Posted in 6-8 year-olds, 8 years and up, Language, Strategies to Encourange Language Development | Leave a comment

“Ticked Off” by R and R Games Wins PAL Award

As speech therapists we are a flexible group by trade. We have to modify materials for different kids’ ages and goals. “Ticked Off” by R and R Games is a terrific language learning game for older kids but can be modified for younger ones too. I simply picked out the easier category cards or you could add your own according to what you are working on. Kids loved bidding on or guessing how many items in a category they could list and learning the hard way if they didn’t make their bid! Here is my review:

The beauty of Ticked Off” is that at its core, it’s a great language learning game as players seek to outdo each other with their knowledge of items in a category from movies starring Clint Eastwood, kitchen utensils, or composers to things you normally have in your pockets. Strategy and craziness enters the picture as players draw a category card and bid on how many items they think they can name, trying to have the top bid. Reveal the mystery category and players have a second theme to chose from as they start the timer and record their items. Scoring depends on unique answers and making your bid so thoughtful planning helps. With 168 category cards, this game has lots of variety in topics and vocabulary learning.

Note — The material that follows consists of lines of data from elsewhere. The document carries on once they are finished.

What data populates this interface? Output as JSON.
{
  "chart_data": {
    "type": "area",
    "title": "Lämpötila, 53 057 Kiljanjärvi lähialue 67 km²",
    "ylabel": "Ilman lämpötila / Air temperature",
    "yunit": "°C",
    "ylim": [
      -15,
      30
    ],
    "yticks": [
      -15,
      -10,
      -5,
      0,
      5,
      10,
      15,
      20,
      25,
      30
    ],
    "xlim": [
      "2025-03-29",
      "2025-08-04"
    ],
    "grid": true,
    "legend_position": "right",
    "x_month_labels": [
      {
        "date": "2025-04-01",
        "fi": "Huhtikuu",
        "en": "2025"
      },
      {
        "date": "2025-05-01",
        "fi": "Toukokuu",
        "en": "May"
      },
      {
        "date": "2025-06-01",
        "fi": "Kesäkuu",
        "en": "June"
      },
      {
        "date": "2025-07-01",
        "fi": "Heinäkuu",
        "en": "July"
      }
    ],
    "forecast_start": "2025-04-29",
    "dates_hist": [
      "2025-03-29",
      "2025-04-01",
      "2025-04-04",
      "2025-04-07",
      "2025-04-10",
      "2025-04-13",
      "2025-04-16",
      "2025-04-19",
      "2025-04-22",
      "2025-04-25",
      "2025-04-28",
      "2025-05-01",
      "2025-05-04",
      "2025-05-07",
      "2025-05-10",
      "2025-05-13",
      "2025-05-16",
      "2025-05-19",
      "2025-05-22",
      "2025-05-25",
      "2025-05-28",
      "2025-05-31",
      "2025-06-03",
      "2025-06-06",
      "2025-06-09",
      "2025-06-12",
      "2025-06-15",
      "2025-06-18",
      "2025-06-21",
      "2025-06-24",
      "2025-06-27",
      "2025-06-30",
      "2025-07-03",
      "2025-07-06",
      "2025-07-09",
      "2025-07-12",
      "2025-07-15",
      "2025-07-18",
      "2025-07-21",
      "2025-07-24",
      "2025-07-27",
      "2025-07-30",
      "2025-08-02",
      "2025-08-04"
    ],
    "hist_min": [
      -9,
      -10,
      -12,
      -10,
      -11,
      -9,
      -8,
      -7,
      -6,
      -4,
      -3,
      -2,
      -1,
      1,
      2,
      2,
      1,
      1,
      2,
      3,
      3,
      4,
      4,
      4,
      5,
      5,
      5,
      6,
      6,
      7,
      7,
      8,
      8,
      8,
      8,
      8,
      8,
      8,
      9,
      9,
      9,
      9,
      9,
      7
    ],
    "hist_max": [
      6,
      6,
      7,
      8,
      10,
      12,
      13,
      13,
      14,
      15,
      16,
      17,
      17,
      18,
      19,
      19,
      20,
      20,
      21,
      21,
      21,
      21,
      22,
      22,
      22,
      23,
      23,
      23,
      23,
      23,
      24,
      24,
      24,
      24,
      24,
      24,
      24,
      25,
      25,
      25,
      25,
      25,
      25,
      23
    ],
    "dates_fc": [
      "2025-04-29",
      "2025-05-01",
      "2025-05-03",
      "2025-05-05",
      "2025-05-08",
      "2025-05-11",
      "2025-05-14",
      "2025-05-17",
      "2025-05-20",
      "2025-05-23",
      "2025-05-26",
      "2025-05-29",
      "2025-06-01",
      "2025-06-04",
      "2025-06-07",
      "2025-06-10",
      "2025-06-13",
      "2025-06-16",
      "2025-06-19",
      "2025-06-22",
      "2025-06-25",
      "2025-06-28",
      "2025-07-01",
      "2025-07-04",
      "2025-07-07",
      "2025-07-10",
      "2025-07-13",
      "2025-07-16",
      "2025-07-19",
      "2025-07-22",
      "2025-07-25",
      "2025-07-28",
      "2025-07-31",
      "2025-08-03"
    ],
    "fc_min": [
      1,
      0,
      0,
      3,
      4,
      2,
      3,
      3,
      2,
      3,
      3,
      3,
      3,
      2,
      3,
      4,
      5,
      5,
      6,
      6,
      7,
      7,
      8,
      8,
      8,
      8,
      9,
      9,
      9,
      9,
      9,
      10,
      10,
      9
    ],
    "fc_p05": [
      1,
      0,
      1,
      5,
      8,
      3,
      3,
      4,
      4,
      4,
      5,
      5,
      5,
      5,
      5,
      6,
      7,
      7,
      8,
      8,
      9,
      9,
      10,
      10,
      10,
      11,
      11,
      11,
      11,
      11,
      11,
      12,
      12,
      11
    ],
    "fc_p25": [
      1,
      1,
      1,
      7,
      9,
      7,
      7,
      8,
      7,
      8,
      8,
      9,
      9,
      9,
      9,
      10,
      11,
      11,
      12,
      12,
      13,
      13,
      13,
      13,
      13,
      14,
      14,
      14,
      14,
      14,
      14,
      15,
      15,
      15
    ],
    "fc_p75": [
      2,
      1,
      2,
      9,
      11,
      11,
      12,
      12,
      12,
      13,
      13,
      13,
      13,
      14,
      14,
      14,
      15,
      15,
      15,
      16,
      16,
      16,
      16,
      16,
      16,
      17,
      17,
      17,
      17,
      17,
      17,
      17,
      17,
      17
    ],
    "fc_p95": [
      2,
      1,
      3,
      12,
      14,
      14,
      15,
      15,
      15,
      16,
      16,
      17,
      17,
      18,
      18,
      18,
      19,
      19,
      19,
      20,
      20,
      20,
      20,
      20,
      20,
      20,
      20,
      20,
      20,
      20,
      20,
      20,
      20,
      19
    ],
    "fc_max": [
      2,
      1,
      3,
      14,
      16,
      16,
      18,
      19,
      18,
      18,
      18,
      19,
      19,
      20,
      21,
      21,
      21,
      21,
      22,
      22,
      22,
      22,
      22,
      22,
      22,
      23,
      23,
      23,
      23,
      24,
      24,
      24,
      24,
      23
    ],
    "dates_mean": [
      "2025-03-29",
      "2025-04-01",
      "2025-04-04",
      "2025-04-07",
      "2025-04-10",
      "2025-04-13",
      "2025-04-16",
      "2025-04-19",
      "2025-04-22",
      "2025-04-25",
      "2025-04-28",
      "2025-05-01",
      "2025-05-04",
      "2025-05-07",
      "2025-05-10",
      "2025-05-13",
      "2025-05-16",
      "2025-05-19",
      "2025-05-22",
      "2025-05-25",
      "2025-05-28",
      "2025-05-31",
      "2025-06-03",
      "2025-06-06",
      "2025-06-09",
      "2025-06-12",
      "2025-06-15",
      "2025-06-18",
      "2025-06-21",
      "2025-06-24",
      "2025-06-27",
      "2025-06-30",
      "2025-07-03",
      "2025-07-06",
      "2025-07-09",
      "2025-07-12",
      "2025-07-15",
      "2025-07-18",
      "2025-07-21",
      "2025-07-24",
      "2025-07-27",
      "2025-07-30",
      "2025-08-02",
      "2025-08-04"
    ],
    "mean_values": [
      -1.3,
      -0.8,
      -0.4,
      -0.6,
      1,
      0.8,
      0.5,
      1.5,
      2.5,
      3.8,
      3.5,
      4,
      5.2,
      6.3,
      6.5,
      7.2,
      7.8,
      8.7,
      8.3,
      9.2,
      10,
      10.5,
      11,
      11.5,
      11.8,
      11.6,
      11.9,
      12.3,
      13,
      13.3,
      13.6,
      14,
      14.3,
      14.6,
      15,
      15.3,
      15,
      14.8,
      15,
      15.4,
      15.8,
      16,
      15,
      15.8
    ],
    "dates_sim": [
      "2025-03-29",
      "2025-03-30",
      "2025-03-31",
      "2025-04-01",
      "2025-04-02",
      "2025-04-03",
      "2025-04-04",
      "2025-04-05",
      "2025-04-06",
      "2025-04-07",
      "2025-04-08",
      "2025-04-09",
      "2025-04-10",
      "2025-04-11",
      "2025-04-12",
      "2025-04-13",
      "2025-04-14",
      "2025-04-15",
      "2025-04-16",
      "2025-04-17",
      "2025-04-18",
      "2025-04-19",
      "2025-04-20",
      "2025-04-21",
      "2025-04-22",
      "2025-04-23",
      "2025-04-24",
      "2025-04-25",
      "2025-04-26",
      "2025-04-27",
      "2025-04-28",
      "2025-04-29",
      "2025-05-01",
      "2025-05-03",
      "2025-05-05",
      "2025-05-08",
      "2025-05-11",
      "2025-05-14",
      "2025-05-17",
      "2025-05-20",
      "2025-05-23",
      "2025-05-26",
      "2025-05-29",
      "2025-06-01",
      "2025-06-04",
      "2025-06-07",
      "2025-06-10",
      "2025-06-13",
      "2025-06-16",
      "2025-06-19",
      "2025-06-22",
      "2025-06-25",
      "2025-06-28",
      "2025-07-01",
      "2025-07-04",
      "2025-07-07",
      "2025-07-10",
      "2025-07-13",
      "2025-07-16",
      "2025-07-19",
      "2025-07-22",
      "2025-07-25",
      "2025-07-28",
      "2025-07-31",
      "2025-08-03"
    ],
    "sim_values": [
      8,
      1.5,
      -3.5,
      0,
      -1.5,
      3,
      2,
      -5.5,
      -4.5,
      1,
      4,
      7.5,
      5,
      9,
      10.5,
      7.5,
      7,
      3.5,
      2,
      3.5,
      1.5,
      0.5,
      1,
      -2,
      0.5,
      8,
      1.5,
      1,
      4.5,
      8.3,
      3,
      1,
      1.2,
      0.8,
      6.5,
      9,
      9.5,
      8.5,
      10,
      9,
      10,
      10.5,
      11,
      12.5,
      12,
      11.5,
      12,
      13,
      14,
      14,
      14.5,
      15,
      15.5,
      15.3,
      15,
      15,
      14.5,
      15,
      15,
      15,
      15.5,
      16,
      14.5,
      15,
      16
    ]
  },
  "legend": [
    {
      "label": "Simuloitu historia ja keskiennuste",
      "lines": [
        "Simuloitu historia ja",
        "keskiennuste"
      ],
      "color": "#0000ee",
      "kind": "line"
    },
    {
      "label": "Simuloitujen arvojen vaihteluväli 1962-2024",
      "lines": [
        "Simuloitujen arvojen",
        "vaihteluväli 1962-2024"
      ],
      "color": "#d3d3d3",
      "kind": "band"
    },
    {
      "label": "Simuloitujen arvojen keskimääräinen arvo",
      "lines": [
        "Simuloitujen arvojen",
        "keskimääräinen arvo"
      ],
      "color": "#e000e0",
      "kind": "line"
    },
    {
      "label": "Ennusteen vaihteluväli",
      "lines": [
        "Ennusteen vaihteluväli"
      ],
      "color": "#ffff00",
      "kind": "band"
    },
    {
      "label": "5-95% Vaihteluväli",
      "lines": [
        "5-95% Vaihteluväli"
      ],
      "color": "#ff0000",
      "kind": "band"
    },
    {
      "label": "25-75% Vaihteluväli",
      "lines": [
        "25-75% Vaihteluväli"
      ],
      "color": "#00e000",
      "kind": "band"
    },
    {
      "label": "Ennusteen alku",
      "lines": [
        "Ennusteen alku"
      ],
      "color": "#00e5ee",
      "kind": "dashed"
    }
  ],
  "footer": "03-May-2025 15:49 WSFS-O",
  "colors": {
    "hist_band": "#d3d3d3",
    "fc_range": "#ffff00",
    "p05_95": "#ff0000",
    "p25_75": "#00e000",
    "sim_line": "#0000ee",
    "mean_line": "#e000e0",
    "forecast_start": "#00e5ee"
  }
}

Great fun for older kids and adults, Ticked Off can also be played with kids younger than 12 by simplifying the scoring and using some easier categories like fruits, board games, and things you wear on your feet.

Ages 12 years and up

The above is solely the opinion of the author. “Ticked Off” was provided for review by R and R Games.

Posted in 12 years and up, Games, Language, Strategies to Encourange Language Development | Leave a comment

“Blind Spell” Teaches in Speech Therapy

Do you want a new game for speech therapy that’s literally “out of sight?” “Blind Spell” is a fun way to reinforce spelling, teach vocabulary, and use all your fingers to spell. We had a lot of laughs and talk about strategy as kids quickly learned how to trick each other and make the game more challenging. Turn a Z on its side and try to distinguish it from an N! Here is my review:

Kids loved to take up the challenge to spell a 3 letter-word without seeing it. One player selects a word from the list and writes it on a dry erase board for the speller to clearly see before putting on those cool shades, blocking his view. The player who chose the word, gathers the cardboard letters for the word but adds 1-5 extras, depending on the level and complexity of play. Placing the letters in the speller’s hand, he starts the 30 minute timer to see if his friend can correctly spell the word.  It didn’t take kids long to figure out that choosing words with similar shaped letters (MAN, NOW) as well as adding letters similar to those in the target word added to the difficulty of the task. “Blind Spell” is a whole lot more fun than a spelling test, and teaches kids through multi-sensory tasks as they see, remember and feel the word. Who knew spelling could be so much fun out of sight?

Ages: 7 and up

The above opinions are solely those of the author. Blind Spell was given for review by MindWare.